To answer this question it is necessary to evaluate:
Italian case law has addressed these issues.
According to Italian law, the employer ‘must communicate the dismissal to the employee in writing,’ specifying the reasons for it. Dismissal given without observing this requirement is ineffective.
The legislator does not specify anything about the methods of communication of dismissal. In the face of legislative silence, jurisprudence has held that any method that involves ‘transmission to the recipient of the written document in its materiality’ and that ‘give certainty of the fact that it has come to the attention of the worker and of the moment of such knowledge’ is sufficient.
Since dismissal is a unilateral act of reception, the notice is considered ‘known’ when it reaches the addressee’s address, unless the recipient proves otherwise. This is a legal presumption of knowledge based on proof that the communication has entered the recipient’s sphere of knowledge, which can only be overcome by providing proof of the impossibility of the worker having had knowledge of it (without his or her fault).
What specific methods, therefore, have traditionally been considered suitable?
Certainly, hand delivery by a person appointed by the employer, countersigned for receipt by the employee, is a means that allows the employer to demonstrate receipt of the dismissal notice.

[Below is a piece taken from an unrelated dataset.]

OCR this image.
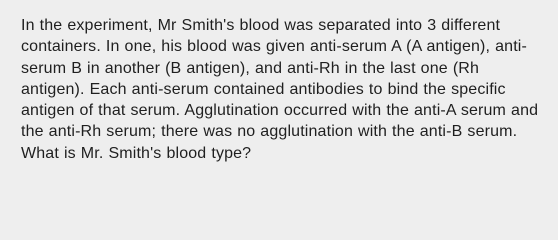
In the experiment, Mr Smith's blood was separated into 3 different containers. In one, his blood was given anti-serum A (A antigen), anti-serum B in another (B antigen), and anti-Rh in the last one (Rh antigen). Each anti-serum contained antibodies to bind the specific antigen of that serum. Agglutination occurred with the anti-A serum and the anti-Rh serum; there was no agglutination with the anti-B serum. What is Mr. Smith's blood type?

Similarly, registered mail, telegram and certified email allow the employer to fulfil and prove both compliance with the requirement of written form and the actual sending and receipt of the communication addressed to the worker.
According to case law, moreover, the production in court of a registered letter (or a telegram) with the shipping receipt constitutes proof of the shipment (even in the absence of the acknowledgement of receipt) and this gives rise to the presumption of the delivery of the document to the recipient and of his or her knowledge.
In a 2017 ruling, the Supreme Court addressed the case of a dismissal communicated via email. The court started from the premise that the requirement of written communication of the dismissal must be considered fulfilled ‘with any method that involves the transmission to the recipient of the written document in its material form’, which would include an email.
It is clearly important to verify the operation of the presumption of knowledge so that the employer can be certain that the communication has been received by the worker. Such certainty may derive, for example, from the employee’s response to the email. It may even derive from the employee’s challenge of the dismissal itself: if the purpose of the written form is to inform the employee of the dismissal, the employee could not challenge the notice of dismissal without inevitably admitting to having received it.
In the case examined by the Supreme Court, receipt of the communication was inferred from the fact that the employee had sent a series of emails to colleagues in which he spoke of the termination of his employment relationship at the employer’s request.
A similar argument was made in the case of dismissal communicated via WhatsApp. The judge reiterated the principle established by case law that to communicate dismissal, specific formulas are not necessary, but it is sufficient that the intention to dismiss is communicated clearly and that the worker has become aware of such communication.
The WhatsApp message was considered by the judge to be an electronic document clearly attributed to the employer and from which the unequivocal intention to dismiss was effectively communicated to the employee (demonstrated by the fact that the employee had promptly filed an extrajudicial appeal).
In this case, the initial message was not sent by the employer, but by a third party without the power of representation. However, the court noted that the employer confirmed its intention to withdraw from the relationship, citing the principle that the concept of retroactive ratification of a contract is also applicable to unilateral actions such as dismissal.
Even a dismissal sent via text message can satisfy the requirement of written form if it is provides certainty regarding the origin of the communication from the employer and intelligibility of the contents of the communication, characterised by a clear will to terminate.
In the two cases examined by the Italian courts, the text message – defined as an electronic document signed with a ‘light’ electronic signature – was understood by the recipients as the actual communication of a dismissal coming from a company telephone number, to the point that the employees had immediately proceeded with appeals.
As highlighted by the case law, in order for dismissal communicated with non-traditional means to be legitimate, it is necessary that the employer’s intention to dismiss is unequivocal, there are no doubts about the origin of the communication by the employer, and the relevant content has reached the worker’s knowledge.
These rulings are of particular relevance for smaller employers, which are more likely to use communication methods other than the traditional registered letter for giving notifications to employees.